Now, we might challenge the foregoing observations as over-broad, further observing that natural phenomenon are indeed just the way things are. The sun always rises. But notwithstanding the challenge, and giving it its full due, we can recognize that many of life’s everyday understandings and practices are not embedded in a fixed, mechanical reality. Of course, blind faith and ubiquity, and the pressing demands and inclinations to “get along,” limit our recognitions.

Once we accept the gist of the above, we can begin a (necessarily selective) consideration of the power trade-offs reflected in the every-day practices that we take for granted.
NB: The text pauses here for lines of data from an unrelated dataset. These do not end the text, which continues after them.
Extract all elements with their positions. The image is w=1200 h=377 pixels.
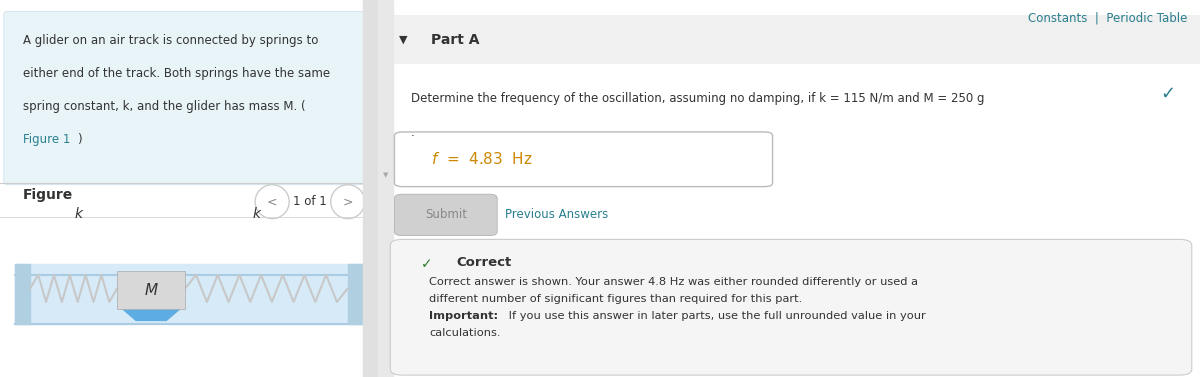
Text: ✓: ✓ [1160,85,1175,103]
Text: Determine the frequency of the oscillation, assuming no damping, if k = 115 N/m : Determine the frequency of the oscillati… [410,92,984,105]
Text: Part A: Part A [432,32,480,47]
Text: calculations.: calculations. [428,328,500,338]
Text: ▼: ▼ [398,35,407,44]
Bar [16,264,362,324]
Bar [16,264,30,324]
Text: ): ) [78,133,82,146]
Text: Submit: Submit [425,208,467,221]
Text: Correct answer is shown. Your answer 4.8 Hz was either rounded differently or us: Correct answer is shown. Your answer 4.8… [428,277,918,287]
Text: ✓: ✓ [421,257,432,271]
Text: Important:: Important: [428,311,498,321]
FancyBboxPatch shape [4,11,374,185]
Text: $k$: $k$ [252,205,263,221]
FancyBboxPatch shape [378,15,1200,64]
Text: different number of significant figures than required for this part.: different number of significant figures … [428,294,803,304]
Bar [378,0,392,377]
Bar [118,271,185,309]
Text: Constants  |  Periodic Table: Constants | Periodic Table [1028,11,1188,24]
Text: >: > [342,195,353,208]
Text: A glider on an air track is connected by springs to: A glider on an air track is connected by… [23,34,318,47]
Text: 1 of 1: 1 of 1 [293,195,326,208]
Text: .: . [410,126,415,139]
FancyBboxPatch shape [395,132,773,187]
FancyBboxPatch shape [390,239,1192,375]
Text: $f$  =  4.83  Hz: $f$ = 4.83 Hz [432,151,533,167]
Bar [362,0,378,377]
Text: ▼: ▼ [383,172,388,178]
Text: <: < [266,195,277,208]
Text: ▼: ▼ [367,171,373,180]
Circle shape [331,185,365,219]
Circle shape [256,185,289,219]
Text: spring constant, k, and the glider has mass M. (: spring constant, k, and the glider has m… [23,100,305,113]
Bar [348,264,362,324]
Text: $M$: $M$ [144,282,158,298]
Text: either end of the track. Both springs have the same: either end of the track. Both springs ha… [23,67,330,80]
Text: If you use this answer in later parts, use the full unrounded value in your: If you use this answer in later parts, u… [504,311,925,321]
Text: $k$: $k$ [74,205,85,221]
FancyBboxPatch shape [395,194,497,236]
Text: Figure 1: Figure 1 [23,133,70,146]
Text: Figure: Figure [23,188,73,202]
Polygon shape [122,309,180,320]
Text: Correct: Correct [456,256,511,269]
Text: Previous Answers: Previous Answers [505,208,608,221]
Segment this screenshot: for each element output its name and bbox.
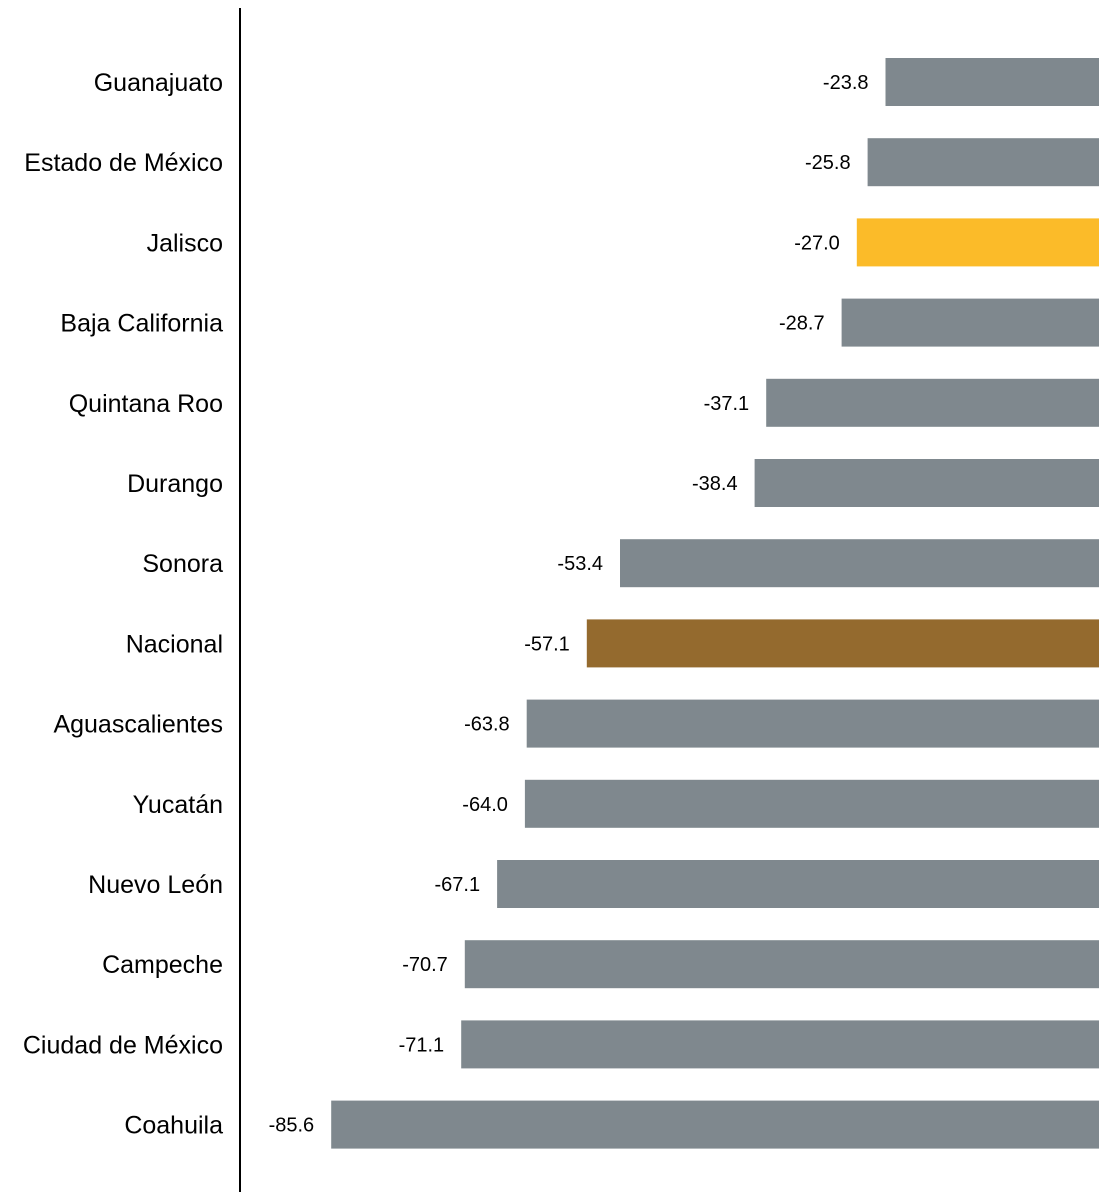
bars-group bbox=[331, 58, 1099, 1149]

What are the origins of practices ranging from (1) what we eat and do not (such as prohibitions on pork or beef consumption); (2) historic persecution of witches; (3) criticisms of pornography, drugs, etc., (4) the scope of criminal sanctions, (5) allocations of government dollars, (6) fashion in clothes, (7) heaven and hell.

Pausing to consider who benefits and who does not from any given practice is vital to promoting and enriching our individual freedoms and to holding ourselves, our institutions and organizations accountable.